The Rubin Museum of Art has pledged to return a pair of wooden carvings to Nepal after determining that the objects were stolen from religious sites and smuggled out of the South Asian country, reports Zachary Small for the New York Times.
Jorrit Britschgi, executive director of the Manhattan museum, announced the repatriation on Monday. Per a statement, the carvings—the upper section of a 17th-century frieze/torana, or ornamental gateway, and a garland-bearing apsara (a female cloud and water spirit) dated to the 14th century—are the first artifacts in the institution’s collection “confirmed to have been unlawfully obtained.”
“We have an ongoing duty to carefully research the art and objects we collect and exhibit,” says Britschgi in the statement. “The theft of archaeological objects continues to be a major concern in the art world. ... We believe it is our responsibility to address and resolve issues of cultural property, including helping to facilitate the return of the two objects in question.”
Volunteers at the Nepal Heritage Recovery Campaign (NHRC) informed the museum of the objects’ possibly stolen status last September. As Cassie Packard wrote for Hyperallergic at the time, the nonprofit cited 1970s photos showing the religious artifacts at temples in Nepal as proof of its claim. (Lost Arts of Nepal, a group run by an unidentified member of NHRC’s advisory council, posted the archival images on social media the same day the campaign raised its concerns with the Rubin.) In response, the museum commissioned two independent scholars to research the carvings’ provenance.
According to the Nepali Times, the 17th-century artifact once formed part of an arched gateway at the Yampi Mahavihara temple complex in Lalitpur, Nepal’s third-largest city. Experts were unable to determine when the carving was removed; the Rubin acquired it in 2010 through a private sale.
The apsara carving, meanwhile, was used as a window decoration at the Itum Bahal monastery in Kathmandu until its theft in 1999. Like the torana fragment, it was purchased in a private sale in 2003.

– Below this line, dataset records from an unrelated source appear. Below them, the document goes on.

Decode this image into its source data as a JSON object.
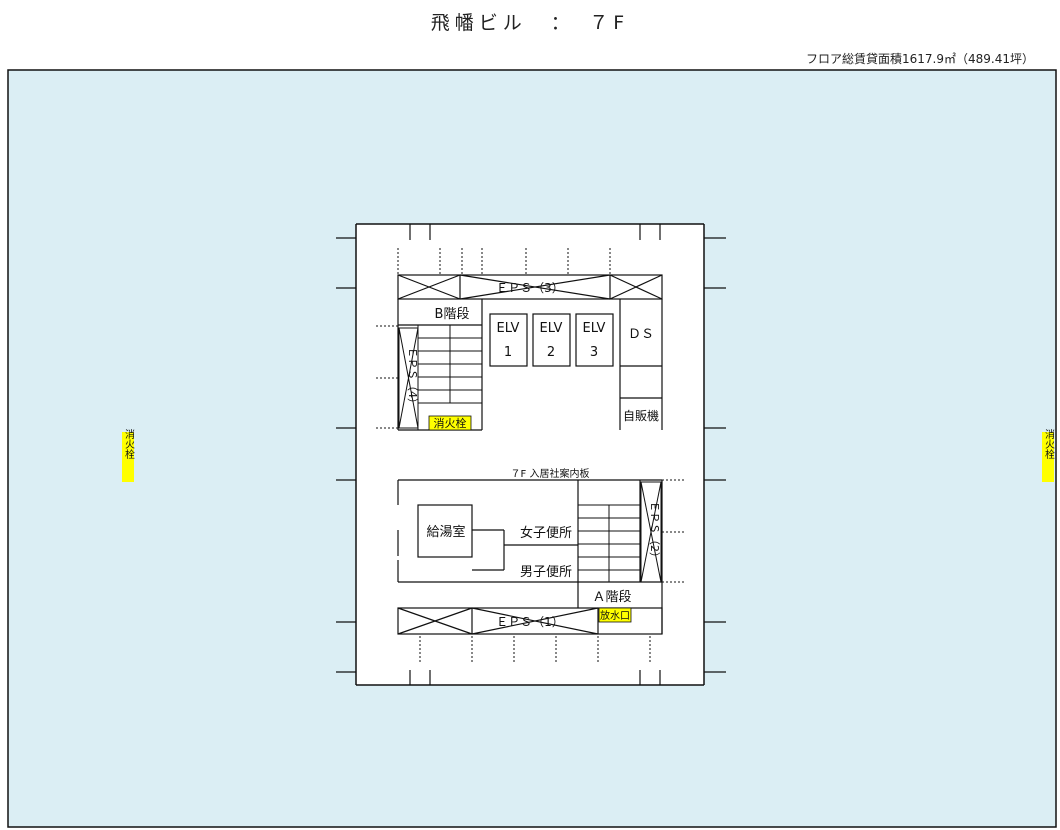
{
  "title": "飛幡ビル　：　７F",
  "area_note": "フロア総賃貸面積1617.9㎡（489.41坪）",
  "colors": {
    "floor": "#dbeef4",
    "core": "#ffffff",
    "line": "#111111",
    "highlight": "#ffff00"
  },
  "core": {
    "eps3": "ＥＰＳ（3）",
    "eps1": "ＥＰＳ（1）",
    "eps4": "ＥＰＳ（4）",
    "eps2": "ＥＰＳ（2）",
    "b_stairs": "B階段",
    "a_stairs": "Ａ階段",
    "elv1_top": "ELV",
    "elv1_num": "1",
    "elv2_top": "ELV",
    "elv2_num": "2",
    "elv3_top": "ELV",
    "elv3_num": "3",
    "ds": "ＤＳ",
    "vending": "自販機",
    "hydrant_core": "消火栓",
    "directory": "７F 入居社案内板",
    "women_wc": "女子便所",
    "men_wc": "男子便所",
    "kitchen": "給湯室",
    "water_outlet": "放水口"
  },
  "hydrant_left": "消火栓",
  "hydrant_right": "消火栓"
}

In a ceremony at the Rubin, Britschgi signed a memorandum of understanding for the return of the artifacts with Bishnu Prasad Gautam, Nepal’s acting consul general. The institution will cover the cost of transporting the objects back to Nepal—a process that should be completed by May, reports Taylor Dafoe for Artnet News. Once the carvings are returned, Nepal’s Department of Archaeology will decide whether to return them to their original sites or display them at a museum.
“We are deeply grateful,” says Gautam in the statement. “... The proactive response and thoughtful collaboration from the Rubin have positively contributed to Nepal’s national efforts to recover the lost artifacts.”
“I am so happy,” Mishra, who aided the NHRC’s efforts, tells the New York Times. “If museums like the Rubin are actively repatriating their artifacts, ... it will be easier for other museums to follow their lead.”
Over the past year, the NHRC has assisted in the return of at least seven objects, including a tenth-century sculpture held at the Metropolitan Museum of Art and a stone stele of the Hindu deity Lakshmi-Narayana that was on loan to the Dallas Museum of Art from a private collection, per the New York Times.
Established in 2004 by art collectors Donald and Shelley Rubin, the Rubin is home to more than 3,800 Himalayan objects spanning some 1,500 years. The museum is currently five years into a review of its holdings’ provenance.